Мир училища, в который попадают Бебе, Медве и их сверстники, столь разительно отличается от всего, что их окружало прежде, что в первые минуты они воспринимают его не всерьез. Однако наставники унтер-офицеры с помощью старшекурсников тут же «приводят в чувство» новичков, и очень скоро внешний мир с его привычными понятиями о добре, товариществе и прочих «штатских глупостях» перестает существовать за порогом училища, уйдя в небытие, как «затонувший континент». Под обрушившимся на них шквалом грубостей и насилия даже самые стойкие и непокорные на какое-то время перестали быть самими собой, в душе их не осталось ничего, кроме «беспрерывного скулежа и судорожного, сосредоточенного желания понять, чего от меня хотят и во что я должен превратиться». Ощущение пустоты, страха, напряженное ожидание наказания заполнило дни подростков в стенах училища, где все устроено так, чтобы никто и никогда не мог чувствовать себя невиновным.
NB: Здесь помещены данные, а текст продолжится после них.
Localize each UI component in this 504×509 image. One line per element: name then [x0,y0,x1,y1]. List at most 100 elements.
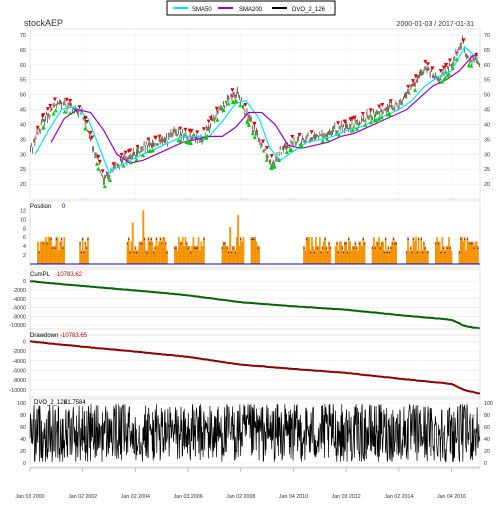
position-marker [161,243,163,245]
position-spike [142,210,145,265]
candle-body [249,118,251,121]
position-marker [61,238,63,240]
candle-body [45,118,47,120]
position-bar [448,237,450,265]
position-bar [149,241,151,265]
cumpl-ytick-label: -6000 [12,306,26,312]
sell-signal [438,69,443,74]
candle-body [430,69,432,72]
candle-body [95,155,97,157]
sell-signal [448,58,453,63]
position-marker [150,238,152,240]
drawdown-value: -10783.65 [60,333,88,339]
candle-body [452,63,454,66]
position-bar [473,246,475,265]
candle-body [432,73,434,76]
position-marker [387,247,389,249]
candle-body [253,125,255,128]
candle-body [338,126,340,128]
sell-signal [189,129,194,134]
position-marker [392,238,395,240]
position-marker [147,238,150,240]
position-bar [412,237,415,265]
position-bar [56,237,59,265]
sell-signal [84,120,89,125]
candle-body [176,134,178,136]
position-marker [354,243,356,245]
candle-body [170,132,172,134]
position-marker [325,247,327,249]
candle-body [306,136,308,137]
candle-body [235,94,237,97]
candle-body [171,135,173,136]
price-ytick-label-right: 25 [484,167,490,173]
position-bar [358,241,361,265]
position-bar [303,246,305,265]
price-ytick-label-left: 25 [20,167,26,173]
position-bar [374,246,376,265]
position-marker [341,247,343,249]
candle-body [128,156,130,158]
position-marker [424,247,426,249]
candle-body [93,148,95,151]
buy-signal [413,87,418,92]
position-bar [415,237,417,265]
chart-title: stockAEP [24,18,63,28]
candle-body [335,131,337,135]
candle-body [66,107,68,111]
candle-body [477,61,479,63]
position-bar [197,237,200,265]
candle-body [453,59,455,63]
position-marker [38,252,40,254]
date-range: 2000-01-03 / 2017-01-31 [397,21,475,28]
candle-body [85,127,87,130]
position-bar [311,237,313,265]
position-bar [363,241,366,265]
panel-drawdown: Drawdown -10783.65 0 -2000 -4000 -6000 -8000… [10,328,481,400]
dvo-ytick-label-left: 40 [20,437,26,443]
candle-body [444,69,446,72]
position-bar [62,246,64,265]
x-tick-label: Jan 02 2008 [226,494,255,500]
buy-signal [337,133,342,138]
position-marker [383,252,385,254]
position-marker [187,247,189,249]
buy-signal [245,120,250,125]
position-marker [196,247,198,249]
candle-body [407,92,409,94]
position-bar [79,241,81,265]
position-bar [315,237,317,265]
position-marker [412,238,414,240]
buy-signal [41,125,46,130]
candle-body [53,105,55,106]
candle-body [337,131,339,133]
sell-signal [97,159,102,164]
dvo-value: 21.7584 [64,400,86,406]
position-marker [154,247,156,249]
candle-body [471,62,473,64]
candle-body [440,78,442,80]
legend-box [166,0,336,16]
x-tick-label: Jan 03 2012 [332,494,361,500]
candle-body [214,118,216,120]
candle-body [228,98,230,101]
position-marker [389,252,391,254]
candle-body [456,52,458,55]
position-marker [234,252,237,254]
drawdown-line [29,340,481,395]
position-bar [376,241,379,265]
position-bar [345,241,347,265]
buy-signal [176,138,181,143]
position-marker [86,247,88,249]
candle-body [410,86,412,89]
candle-body [219,107,221,109]
candle-body [46,114,48,115]
candle-body [382,112,384,113]
candle-body [206,127,208,129]
candle-body [463,49,465,52]
sell-signal [380,103,385,108]
position-marker [306,238,308,240]
drawdown-ytick-label: 0 [23,339,26,345]
buy-signal [272,164,277,169]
Зловещей тенью нависла над головами мальчишек фигура унтер-офицера Шульце, особенно выразительная в «педагогическом ансамбле» училища. Шульце, этот прообраз фашистского маньяка, упивающегося своей безграничной властью над беззащитными, не просто груб и жесток, как, например, его напарник Богнар. К взрывам ярости, бесконечной муштре, придиркам и даже рукоприкладству Богнара, как выясняется, все же можно как-то притерпеться. Гораздо труднее устоять перед утонченной методой Шульце, в которой жесткость («что бы ни произошло, хорошее, плохое или просто любое событие, все неизбежно сопровождалось репрессиями») сочетается с иезуитской изощренностью. В своем роде это непревзойденный «педагог»-садист; невозможно предугадать, какой шаг он предпримет, но ясно, что шаг этот в данной ситуации, опять-таки с точки зрения садистской «педагогики», будет единственно верным. Он способен раздавить непокорного язвительной насмешкой, расправиться с ним руками его же товарищей или даже оправдать его — с тонким психологическим расчетом, как в эпизоде с разбитым якобы Габором Медве стеклом. Не удивительно, что к чувству леденящего ужаса, охватывающего подростков при виде унтер-офицера Шульце, примешивается и что-то вроде уважения, а у некоторых, таких, как Мерени, Хомола и им подобные, и откровенное желание подражать.